DeVos denied that she desired to privatize public education. “I view education as an investment in individual students and individual children,” she said, adding that she just wanted every parent to be able to choose what is best for their child. “So, if we keep oriented around making sure that every student has the opportunity to pursue a great education, I think we’ll all be able to arrive at good solutions.”
When asked if the district’s merit pay system (which offers higher salaries for teachers who meet certain benchmarks and has been attributed to some of the success Dade and other schools has had) could be funded by a federal program eventually to help offset the expense, DeVos prevaricated, saying that there are several federal programs that allow districts to spend those funds as they see fit.
“There’s a lot of flexibility,” she said, adding that perhaps Dallas ISD could reallocate some of its federal funds to offset its funding needs for teacher pay increases.
DeVos was also asked about a proposed reversal of Obama-era policy that was aimed at addressing racial bias in school disciplinary policies. She told reporters that they are still in the “information gathering stage,” but that while she’s heard good things about policies like restorative justice, she was unwilling to say that the practices were a good fit everywhere.

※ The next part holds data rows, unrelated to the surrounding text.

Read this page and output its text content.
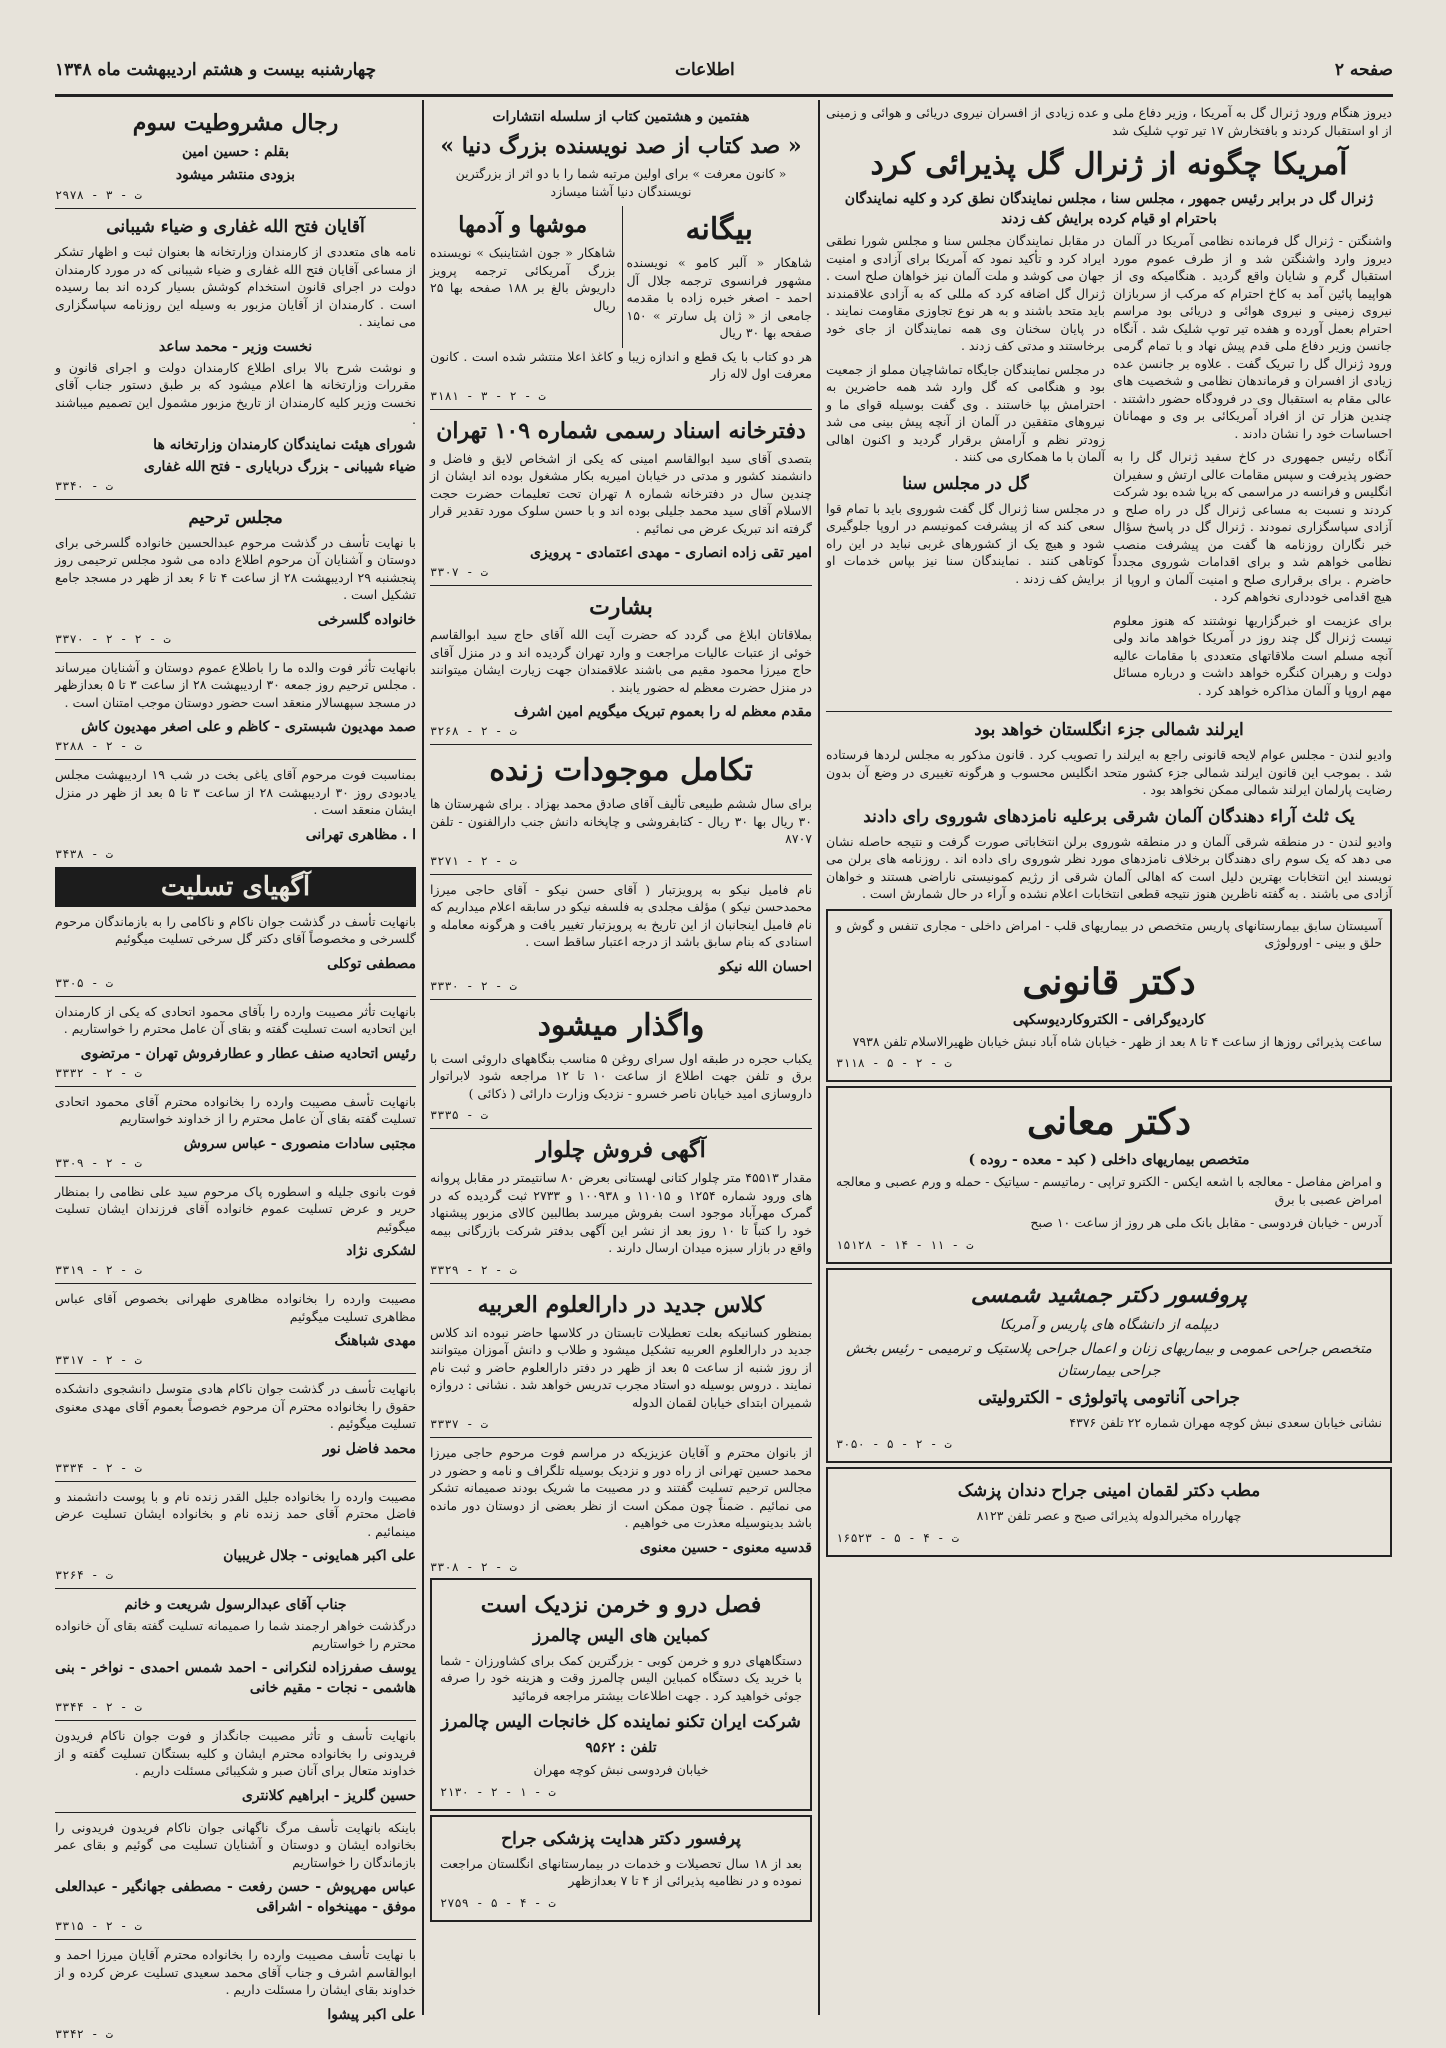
چهارشنبه بیست و هشتم اردیبهشت ماه ۱۳۴۸	اطلاعات	صفحه ۲

دیروز هنگام ورود ژنرال گل به آمریکا ، وزیر دفاع ملی و عده زیادی از افسران نیروی دریائی و هوائی و زمینی از او استقبال کردند و بافتخارش ۱۷ تیر توپ شلیک شد

آمریکا چگونه از ژنرال گل پذیرائی کرد
ژنرال گل در برابر رئیس جمهور ، مجلس سنا ، مجلس نمایندگان نطق کرد و کلیه نمایندگان باحترام او قیام کرده برایش کف زدند

واشنگتن - ژنرال گل فرمانده نظامی آمریکا در آلمان دیروز وارد واشنگتن شد و از طرف عموم مورد استقبال گرم و شایان واقع گردید . هنگامیکه وی از هواپیما پائین آمد به کاخ احترام که مرکب از سربازان نیروی زمینی و نیروی هوائی و دریائی بود مراسم احترام بعمل آورده و هفده تیر توپ شلیک شد . آنگاه جانسن وزیر دفاع ملی قدم پیش نهاد و با تمام گرمی ورود ژنرال گل را تبریک گفت . علاوه بر جانسن عده زیادی از افسران و فرماندهان نظامی و شخصیت های عالی مقام به استقبال وی در فرودگاه حضور داشتند . چندین هزار تن از افراد آمریکائی بر وی و مهمانان احساسات خود را نشان دادند .

آنگاه رئیس جمهوری در کاخ سفید ژنرال گل را به حضور پذیرفت و سپس مقامات عالی ارتش و سفیران انگلیس و فرانسه در مراسمی که برپا شده بود شرکت کردند و نسبت به مساعی ژنرال گل در راه صلح و آزادی سپاسگزاری نمودند . ژنرال گل در پاسخ سؤال خبر نگاران روزنامه ها گفت من پیشرفت منصب نظامی خواهم شد و برای اقدامات شوروی مجدداً حاضرم . برای برقراری صلح و امنیت آلمان و اروپا از هیچ اقدامی خودداری نخواهم کرد .

برای عزیمت او خبرگزاریها نوشتند که هنوز معلوم نیست ژنرال گل چند روز در آمریکا خواهد ماند ولی آنچه مسلم است ملاقاتهای متعددی با مقامات عالیه دولت و رهبران کنگره خواهد داشت و درباره مسائل مهم اروپا و آلمان مذاکره خواهد کرد .

در مقابل نمایندگان مجلس سنا و مجلس شورا نطقی ایراد کرد و تأکید نمود که آمریکا برای آزادی و امنیت جهان می کوشد و ملت آلمان نیز خواهان صلح است . ژنرال گل اضافه کرد که مللی که به آزادی علاقمندند باید متحد باشند و به هر نوع تجاوزی مقاومت نمایند . در پایان سخنان وی همه نمایندگان از جای خود برخاستند و مدتی کف زدند .

در مجلس نمایندگان جایگاه تماشاچیان مملو از جمعیت بود و هنگامی که گل وارد شد همه حاضرین به احترامش بپا خاستند . وی گفت بوسیله قوای ما و نیروهای متفقین در آلمان از آنچه پیش بینی می شد زودتر نظم و آرامش برقرار گردید و اکنون اهالی آلمان با ما همکاری می کنند .

گل در مجلس سنا

در مجلس سنا ژنرال گل گفت شوروی باید با تمام قوا سعی کند که از پیشرفت کمونیسم در اروپا جلوگیری شود و هیچ یک از کشورهای غربی نباید در این راه کوتاهی کنند . نمایندگان سنا نیز بپاس خدمات او برایش کف زدند .

ایرلند شمالی جزء انگلستان خواهد بود

وادیو لندن - مجلس عوام لایحه قانونی راجع به ایرلند را تصویب کرد . قانون مذکور به مجلس لردها فرستاده شد . بموجب این قانون ایرلند شمالی جزء کشور متحد انگلیس محسوب و هرگونه تغییری در وضع آن بدون رضایت پارلمان ایرلند شمالی ممکن نخواهد بود .

یک ثلث آراء دهندگان آلمان شرقی برعلیه نامزدهای شوروی رای دادند

وادیو لندن - در منطقه شرقی آلمان و در منطقه شوروی برلن انتخاباتی صورت گرفت و نتیجه حاصله نشان می دهد که یک سوم رای دهندگان برخلاف نامزدهای مورد نظر شوروی رای داده اند . روزنامه های برلن می نویسند این انتخابات بهترین دلیل است که اهالی آلمان شرقی از رژیم کمونیستی ناراضی هستند و خواهان آزادی می باشند . به گفته ناظرین هنوز نتیجه قطعی انتخابات اعلام نشده و آراء در حال شمارش است .

آسیستان سابق بیمارستانهای پاریس متخصص در بیماریهای قلب - امراض داخلی - مجاری تنفس و گوش و حلق و بینی - اورولوژی

دکتر قانونی
کاردیوگرافی - الکتروکاردیوسکپی

ساعت پذیرائی روزها از ساعت ۴ تا ۸ بعد از ظهر - خیابان شاه آباد نبش خیابان ظهیرالاسلام تلفن ۷۹۳۸

۳۱۱۸ - ت - ۲ - ۵
دکتر معانی
متخصص بیماریهای داخلی ( کبد - معده - روده )

و امراض مفاصل - معالجه با اشعه ایکس - الکترو تراپی - رماتیسم - سیاتیک - حمله و ورم عصبی و معالجه امراض عصبی با برق

آدرس - خیابان فردوسی - مقابل بانک ملی هر روز از ساعت ۱۰ صبح

۱۵۱۲۸ - ت - ۱۱ - ۱۴
پروفسور دکتر جمشید شمسی
دیپلمه از دانشگاه های پاریس و آمریکا
متخصص جراحی عمومی و بیماریهای زنان و اعمال جراحی پلاستیک و ترمیمی - رئیس بخش جراحی بیمارستان
جراحی آناتومی پاتولوژی - الکترولیتی

نشانی خیابان سعدی نبش کوچه مهران شماره ۲۲ تلفن ۴۳۷۶

۳۰۵۰ - ت - ۲ - ۵
مطب دکتر لقمان امینی جراح دندان پزشک

چهارراه مخبرالدوله پذیرائی صبح و عصر تلفن ۸۱۲۳

۱۶۵۲۳ - ت - ۴ - ۵
هفتمین و هشتمین کتاب از سلسله انتشارات
« صد کتاب از صد نویسنده بزرگ دنیا »

« کانون معرفت » برای اولین مرتبه شما را با دو اثر از بزرگترین نویسندگان دنیا آشنا میسازد

بیگانه

شاهکار « آلبر کامو » نویسنده مشهور فرانسوی ترجمه جلال آل احمد - اصغر خبره زاده با مقدمه جامعی از « ژان پل سارتر » ۱۵۰ صفحه بها ۳۰ ریال

موشها و آدمها

شاهکار « جون اشتاینبک » نویسنده بزرگ آمریکائی ترجمه پرویز داریوش بالغ بر ۱۸۸ صفحه بها ۲۵ ریال

هر دو کتاب با یک قطع و اندازه زیبا و کاغذ اعلا منتشر شده است . کانون معرفت اول لاله زار

۳۱۸۱ - ت - ۲ - ۳
دفترخانه اسناد رسمی شماره ۱۰۹ تهران

بتصدی آقای سید ابوالقاسم امینی که یکی از اشخاص لایق و فاضل و دانشمند کشور و مدتی در خیابان امیریه بکار مشغول بوده اند ایشان از چندین سال در دفترخانه شماره ۸ تهران تحت تعلیمات حضرت حجت الاسلام آقای سید محمد جلیلی بوده اند و با حسن سلوک مورد تقدیر قرار گرفته اند تبریک عرض می نمائیم .

امیر تقی زاده انصاری - مهدی اعتمادی - پرویزی
۳۳۰۷ - ت
بشارت

بملاقاتان ابلاغ می گردد که حضرت آیت الله آقای حاج سید ابوالقاسم خوئی از عتبات عالیات مراجعت و وارد تهران گردیده اند و در منزل آقای حاج میرزا محمود مقیم می باشند علاقمندان جهت زیارت ایشان میتوانند در منزل حضرت معظم له حضور یابند .

مقدم معظم له را بعموم تبریک میگویم امین اشرف
۳۲۶۸ - ت - ۲
تکامل موجودات زنده

برای سال ششم طبیعی تألیف آقای صادق محمد بهزاد . برای شهرستان ها ۳۰ ریال بها ۳۰ ریال - کتابفروشی و چاپخانه دانش جنب دارالفنون - تلفن ۸۷۰۷

۳۲۷۱ - ت - ۲

نام فامیل نیکو به پرویزتبار ( آقای حسن نیکو - آقای حاجی میرزا محمدحسن نیکو ) مؤلف مجلدی به فلسفه نیکو در سابقه اعلام میداریم که نام فامیل اینجانبان از این تاریخ به پرویزتبار تغییر یافت و هرگونه معامله و اسنادی که بنام سابق باشد از درجه اعتبار ساقط است .

احسان الله نیکو
۳۳۳۰ - ت - ۲
واگذار میشود

یکباب حجره در طبقه اول سرای روغن ۵ مناسب بنگاههای داروئی است با برق و تلفن جهت اطلاع از ساعت ۱۰ تا ۱۲ مراجعه شود لابراتوار داروسازی امید خیابان ناصر خسرو - نزدیک وزارت دارائی ( ذکائی )

۳۳۳۵ - ت
آگهی فروش چلوار

مقدار ۴۵۵۱۳ متر چلوار کتانی لهستانی بعرض ۸۰ سانتیمتر در مقابل پروانه های ورود شماره ۱۲۵۴ و ۱۱۰۱۵ و ۱۰۰۹۳۸ و ۲۷۳۳ ثبت گردیده که در گمرک مهرآباد موجود است بفروش میرسد بطالبین کالای مزبور پیشنهاد خود را کتباً تا ۱۰ روز بعد از نشر این آگهی بدفتر شرکت بازرگانی بیمه واقع در بازار سبزه میدان ارسال دارند .

۳۳۲۹ - ت - ۲
کلاس جدید در دارالعلوم العربیه

بمنظور کسانیکه بعلت تعطیلات تابستان در کلاسها حاضر نبوده اند کلاس جدید در دارالعلوم العربیه تشکیل میشود و طلاب و دانش آموزان میتوانند از روز شنبه از ساعت ۵ بعد از ظهر در دفتر دارالعلوم حاضر و ثبت نام نمایند . دروس بوسیله دو استاد مجرب تدریس خواهد شد . نشانی : دروازه شمیران ابتدای خیابان لقمان الدوله

۳۳۳۷ - ت

از بانوان محترم و آقایان عزیزیکه در مراسم فوت مرحوم حاجی میرزا محمد حسین تهرانی از راه دور و نزدیک بوسیله تلگراف و نامه و حضور در مجالس ترحیم تسلیت گفتند و در مصیبت ما شریک بودند صمیمانه تشکر می نمائیم . ضمناً چون ممکن است از نظر بعضی از دوستان دور مانده باشد بدینوسیله معذرت می خواهیم .

قدسیه معنوی - حسین معنوی
۳۳۰۸ - ت - ۲
فصل درو و خرمن نزدیک است
کمباین های الیس چالمرز

دستگاههای درو و خرمن کوبی - بزرگترین کمک برای کشاورزان - شما با خرید یک دستگاه کمباین الیس چالمرز وقت و هزینه خود را صرفه جوئی خواهید کرد . جهت اطلاعات بیشتر مراجعه فرمائید

شرکت ایران تکنو نماینده کل خانجات الیس چالمرز
تلفن : ۹۵۶۲

خیابان فردوسی نبش کوچه مهران

۲۱۳۰ - ت - ۱ - ۲
پرفسور دکتر هدایت پزشکی جراح

بعد از ۱۸ سال تحصیلات و خدمات در بیمارستانهای انگلستان مراجعت نموده و در نظامیه پذیرائی از ۴ تا ۷ بعدازظهر

۲۷۵۹ - ت - ۴ - ۵
رجال مشروطیت سوم
بقلم : حسین امین
بزودی منتشر میشود
۲۹۷۸ - ت - ۳
آقایان فتح الله غفاری و ضیاء شیبانی

نامه های متعددی از کارمندان وزارتخانه ها بعنوان ثبت و اظهار تشکر از مساعی آقایان فتح الله غفاری و ضیاء شیبانی که در مورد کارمندان دولت در اجرای قانون استخدام کوشش بسیار کرده اند بما رسیده است . کارمندان از آقایان مزبور به وسیله این روزنامه سپاسگزاری می نمایند .

نخست وزیر - محمد ساعد

و نوشت شرح بالا برای اطلاع کارمندان دولت و اجرای قانون و مقررات وزارتخانه ها اعلام میشود که بر طبق دستور جناب آقای نخست وزیر کلیه کارمندان از تاریخ مزبور مشمول این تصمیم میباشند .

شورای هیئت نمایندگان کارمندان وزارتخانه ها
ضیاء شیبانی - بزرگ دربایاری - فتح الله غفاری
۳۳۴۰ - ت
مجلس ترحیم

با نهایت تأسف در گذشت مرحوم عبدالحسین خانواده گلسرخی برای دوستان و آشنایان آن مرحوم اطلاع داده می شود مجلس ترحیمی روز پنجشنبه ۲۹ اردیبهشت ۲۸ از ساعت ۴ تا ۶ بعد از ظهر در مسجد جامع تشکیل است .

خانواده گلسرخی
۳۳۷۰ - ت - ۲ - ۲

بانهایت تأثر فوت والده ما را باطلاع عموم دوستان و آشنایان میرساند . مجلس ترحیم روز جمعه ۳۰ اردیبهشت ۲۸ از ساعت ۳ تا ۵ بعدازظهر در مسجد سپهسالار منعقد است حضور دوستان موجب امتنان است .

صمد مهدیون شبستری - کاظم و علی اصغر مهدیون کاش
۳۲۸۸ - ت - ۲

بمناسبت فوت مرحوم آقای یاغی بخت در شب ۱۹ اردیبهشت مجلس یادبودی روز ۳۰ اردیبهشت ۲۸ از ساعت ۳ تا ۵ بعد از ظهر در منزل ایشان منعقد است .

ا . مظاهری تهرانی
۳۴۳۸ - ت
آگهیای تسلیت

بانهایت تأسف در گذشت جوان ناکام و ناکامی را به بازماندگان مرحوم گلسرخی و مخصوصاً آقای دکتر گل سرخی تسلیت میگوئیم

مصطفی توکلی
۳۳۰۵ - ت

بانهایت تأثر مصیبت وارده را بآقای محمود اتحادی که یکی از کارمندان این اتحادیه است تسلیت گفته و بقای آن عامل محترم را خواستاریم .

رئیس اتحادیه صنف عطار و عطارفروش تهران - مرتضوی
۳۳۳۲ - ت - ۲

بانهایت تأسف مصیبت وارده را بخانواده محترم آقای محمود اتحادی تسلیت گفته بقای آن عامل محترم را از خداوند خواستاریم

مجتبی سادات منصوری - عباس سروش
۳۳۰۹ - ت - ۲

فوت بانوی جلیله و اسطوره پاک مرحوم سید علی نظامی را بمنظار حریر و عرض تسلیت عموم خانواده آقای فرزندان ایشان تسلیت میگوئیم

لشکری نژاد
۳۳۱۹ - ت - ۲

مصیبت وارده را بخانواده مظاهری طهرانی بخصوص آقای عباس مظاهری تسلیت میگوئیم

مهدی شباهنگ
۳۳۱۷ - ت - ۲

بانهایت تأسف در گذشت جوان ناکام هادی متوسل دانشجوی دانشکده حقوق را بخانواده محترم آن مرحوم خصوصاً بعموم آقای مهدی معنوی تسلیت میگوئیم .

محمد فاضل نور
۳۳۳۴ - ت - ۲

مصیبت وارده را بخانواده جلیل القدر زنده نام و با پوست دانشمند و فاضل محترم آقای حمد زنده نام و بخانواده ایشان تسلیت عرض مینمائیم .

علی اکبر همایونی - جلال غریبیان
۳۲۶۴ - ت
جناب آقای عبدالرسول شریعت و خانم

درگذشت خواهر ارجمند شما را صمیمانه تسلیت گفته بقای آن خانواده محترم را خواستاریم

یوسف صفرزاده لنکرانی - احمد شمس احمدی - نواخر - بنی هاشمی - نجات - مقیم خانی
۳۳۴۴ - ت - ۲

بانهایت تأسف و تأثر مصیبت جانگداز و فوت جوان ناکام فریدون فریدونی را بخانواده محترم ایشان و کلیه بستگان تسلیت گفته و از خداوند متعال برای آنان صبر و شکیبائی مسئلت داریم .

حسین گلریز - ابراهیم کلانتری

باینکه بانهایت تأسف مرگ ناگهانی جوان ناکام فریدون فریدونی را بخانواده ایشان و دوستان و آشنایان تسلیت می گوئیم و بقای عمر بازماندگان را خواستاریم

عباس مهرپوش - حسن رفعت - مصطفی جهانگیر - عبدالعلی موفق - مهینخواه - اشراقی
۳۳۱۵ - ت - ۲

با نهایت تأسف مصیبت وارده را بخانواده محترم آقایان میرزا احمد و ابوالقاسم اشرف و جناب آقای محمد سعیدی تسلیت عرض کرده و از خداوند بقای ایشان را مسئلت داریم .

علی اکبر پیشوا
۳۳۴۲ - ت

Overall, DeVos was most effusive when it came to doling out praise for Dade and its principal, although she stopped short of saying what worked at Dade could be duplicated.
“The really important factor here is the leadership and staff of this school,” she said. “Leadership matters. Teachers are incredibly important.” She said that part of the Every Student Succeeds Act was an overview of what resources are available to schools, and how they’re being used — and that she was waiting for that hard look to be completed.
After her visit to Dade, DeVos had a driving tour through the neighborhoods around Dade, and then had another meeting at 16 Streets Center. She finished her Dallas itinerary about an hour ahead of schedule.